Human resources are also recommended for the development of CCMTs. The authorities should strengthen and improve their education and health systems. As we all know, engaging in education and health is a process that leads to human capital development. Therefore, increasing investment in human development is important to raise awareness of climate health protection because it allows everyone, whether entrepreneurs or individuals, to learn more about environmental conservation.

Countries with a deficit result have increased their research and development in mining and CCMT. To grow their economies, they have abused the ecological resources that contribute to their growth. On the other hand, other countries such as China have seen their research and development activities increase first thanks to the strengthening of the Paris Agreement on environmental protection, the Kyoto Protocol, and the United Nations Sustainable Development Goals (SDGs).
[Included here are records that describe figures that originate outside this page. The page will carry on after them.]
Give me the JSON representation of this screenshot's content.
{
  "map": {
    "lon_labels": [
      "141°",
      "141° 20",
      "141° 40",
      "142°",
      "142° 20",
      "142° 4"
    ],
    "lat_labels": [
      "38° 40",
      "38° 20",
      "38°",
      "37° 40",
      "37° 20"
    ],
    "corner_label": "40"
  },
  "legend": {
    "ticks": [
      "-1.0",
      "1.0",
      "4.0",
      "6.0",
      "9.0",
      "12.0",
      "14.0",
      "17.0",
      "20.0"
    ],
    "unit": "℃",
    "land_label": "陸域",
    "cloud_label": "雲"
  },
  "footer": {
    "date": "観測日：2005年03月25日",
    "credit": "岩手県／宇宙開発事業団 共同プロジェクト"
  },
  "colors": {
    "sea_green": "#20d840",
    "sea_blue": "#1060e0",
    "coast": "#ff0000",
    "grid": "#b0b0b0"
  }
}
Then, for privileged the innovation of the CCMT and to privilege the agreements to the mining technology. In the first case, they need to demand technological innovations that will allow them to thrive while maintaining the relationship between innovation, CCMT, and R&D granted to the mining industry. In other words, deficit countries must adopt sustainable practices and energy-saving measures.
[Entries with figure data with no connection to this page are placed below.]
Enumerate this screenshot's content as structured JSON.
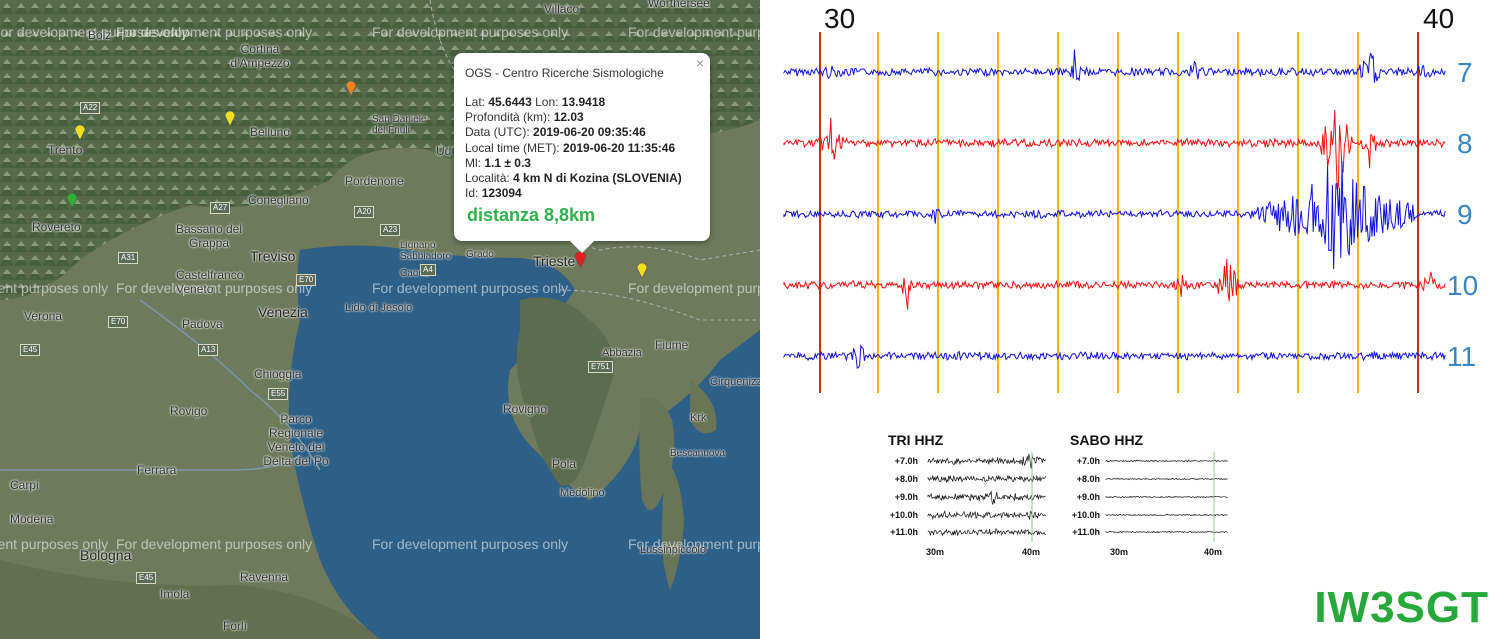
{
  "map": {
    "watermark_text": "For development purposes only",
    "places": [
      {
        "name": "Bolz",
        "cls": ""
      },
      {
        "name": "Cortina d'Ampezzo",
        "cls": ""
      },
      {
        "name": "Villaco",
        "cls": ""
      },
      {
        "name": "Worthersee",
        "cls": ""
      },
      {
        "name": "Belluno",
        "cls": ""
      },
      {
        "name": "San Daniele del Friuli",
        "cls": ""
      },
      {
        "name": "Trento",
        "cls": ""
      },
      {
        "name": "Pordenone",
        "cls": ""
      },
      {
        "name": "Conegliano",
        "cls": ""
      },
      {
        "name": "Bassano del Grappa",
        "cls": ""
      },
      {
        "name": "Rovereto",
        "cls": ""
      },
      {
        "name": "Treviso",
        "cls": "big"
      },
      {
        "name": "Castelfranco Veneto",
        "cls": ""
      },
      {
        "name": "Lignano Sabbiadoro",
        "cls": ""
      },
      {
        "name": "Grado",
        "cls": ""
      },
      {
        "name": "Trieste",
        "cls": "big"
      },
      {
        "name": "Caorle",
        "cls": ""
      },
      {
        "name": "Verona",
        "cls": ""
      },
      {
        "name": "Venezia",
        "cls": "big"
      },
      {
        "name": "Lido di Jesolo",
        "cls": ""
      },
      {
        "name": "Padova",
        "cls": ""
      },
      {
        "name": "Chioggia",
        "cls": ""
      },
      {
        "name": "Rovigo",
        "cls": ""
      },
      {
        "name": "Parco Regionale Veneto del Delta del Po",
        "cls": ""
      },
      {
        "name": "Ferrara",
        "cls": ""
      },
      {
        "name": "Carpi",
        "cls": ""
      },
      {
        "name": "Modena",
        "cls": ""
      },
      {
        "name": "Bologna",
        "cls": "big"
      },
      {
        "name": "Ravenna",
        "cls": ""
      },
      {
        "name": "Imola",
        "cls": ""
      },
      {
        "name": "Forlì",
        "cls": ""
      },
      {
        "name": "Fiume",
        "cls": ""
      },
      {
        "name": "Abbazia",
        "cls": ""
      },
      {
        "name": "Rovigno",
        "cls": ""
      },
      {
        "name": "Pola",
        "cls": ""
      },
      {
        "name": "Medolino",
        "cls": ""
      },
      {
        "name": "Cirquenizza",
        "cls": ""
      },
      {
        "name": "Krk",
        "cls": ""
      },
      {
        "name": "Bescanuova",
        "cls": ""
      },
      {
        "name": "Lussinpiccolo",
        "cls": ""
      },
      {
        "name": "Ud",
        "cls": ""
      },
      {
        "name": "Pirano",
        "cls": ""
      }
    ],
    "roads": [
      "A22",
      "A27",
      "A31",
      "A4",
      "E70",
      "E55",
      "A13",
      "A20",
      "E45",
      "E751",
      "A23",
      "E70",
      "E45"
    ],
    "popup": {
      "close": "×",
      "title": "OGS - Centro Ricerche Sismologiche",
      "lat_label": "Lat:",
      "lat": "45.6443",
      "lon_label": "Lon:",
      "lon": "13.9418",
      "depth_label": "Profondità (km):",
      "depth": "12.03",
      "date_label": "Data (UTC):",
      "date": "2019-06-20 09:35:46",
      "local_label": "Local time (MET):",
      "local": "2019-06-20 11:35:46",
      "ml_label": "Ml:",
      "ml": "1.1 ± 0.3",
      "loc_label": "Località:",
      "loc": "4 km N di Kozina (SLOVENIA)",
      "id_label": "Id:",
      "id": "123094",
      "distance": "distanza 8,8km"
    }
  },
  "seismo": {
    "minute_start": "30",
    "minute_end": "40",
    "hours": [
      "7",
      "8",
      "9",
      "10",
      "11"
    ],
    "trace_colors": [
      "#1010e0",
      "#f01010",
      "#1010e0",
      "#f01010",
      "#1010e0"
    ],
    "marker_color": "#f5b800",
    "edge_color": "#c83010",
    "small": [
      {
        "title": "TRI HHZ",
        "hours": [
          "+7.0h",
          "+8.0h",
          "+9.0h",
          "+10.0h",
          "+11.0h"
        ],
        "x": [
          "30m",
          "40m"
        ]
      },
      {
        "title": "SABO HHZ",
        "hours": [
          "+7.0h",
          "+8.0h",
          "+9.0h",
          "+10.0h",
          "+11.0h"
        ],
        "x": [
          "30m",
          "40m"
        ]
      }
    ],
    "callsign": "IW3SGT"
  }
}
China stands out among countries with a significant number of patents because of its unique strategy in patent development, innovation, and mining technology. China is an Asian country that has experienced a rapid economic boom while using its mining sector well. It has proven its commitment to reducing carbon emissions while preserving R&D and innovation activities in CCMT. Additionally, by remaining in the environmental struggle. This credit goes to the public’s intellectual maturity and the government’s efficiency, which has enabled the country to ensure that businesses and individuals play a vital role in the innovation process in CCMTs.
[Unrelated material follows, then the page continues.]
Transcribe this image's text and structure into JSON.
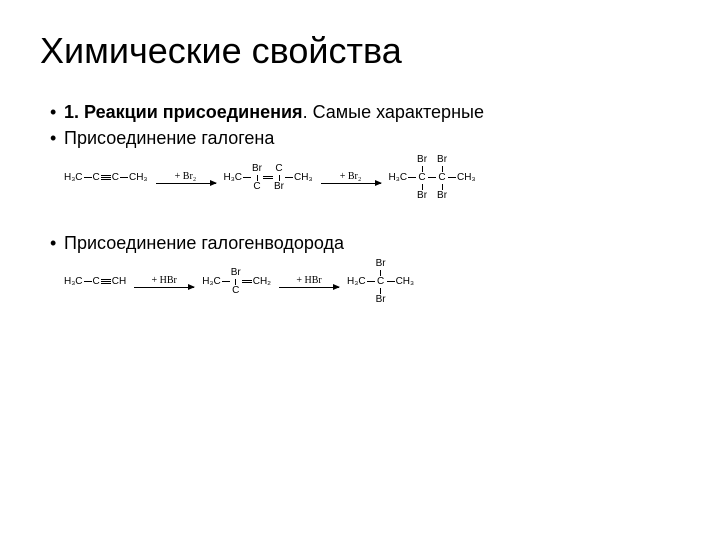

Africa and other countries should use China as a model. Several of them face two challenges: (A) develop policies and programs aimed at climate change mitigation technology and metal pricing to ensure sustainable investments in research and development; (B) join China and the rest of the world in combating climate change. Additionally, ultimately restore global climate stability. The government must develop business management strategies that are key to sustainable innovation.

5.2. Limitations

The conclusions drawn are not without limitations. The lack of large data sets limits on research and some other determinants of climate change mitigation, such as performance, environmental safety, capacity building, and technology development transfer. The results of this study are based on Africa and Asia; an in-depth detailed analysis of a single continent would bring a new dimension to research. Future research should look at other factors proposed by Figueido and Piana regarding the holistic proxy of innovation by combining them with the decomposition technique to understand better the relationship between innovation and climate change mitigation technologies. Future research should also look at the role of businesses and governments in the innovation process related to climate change mitigation technologies in Africa’s mining sector proposed by Sanchez and Hartlieb. This analysis could reveal information to improve political and government strategy.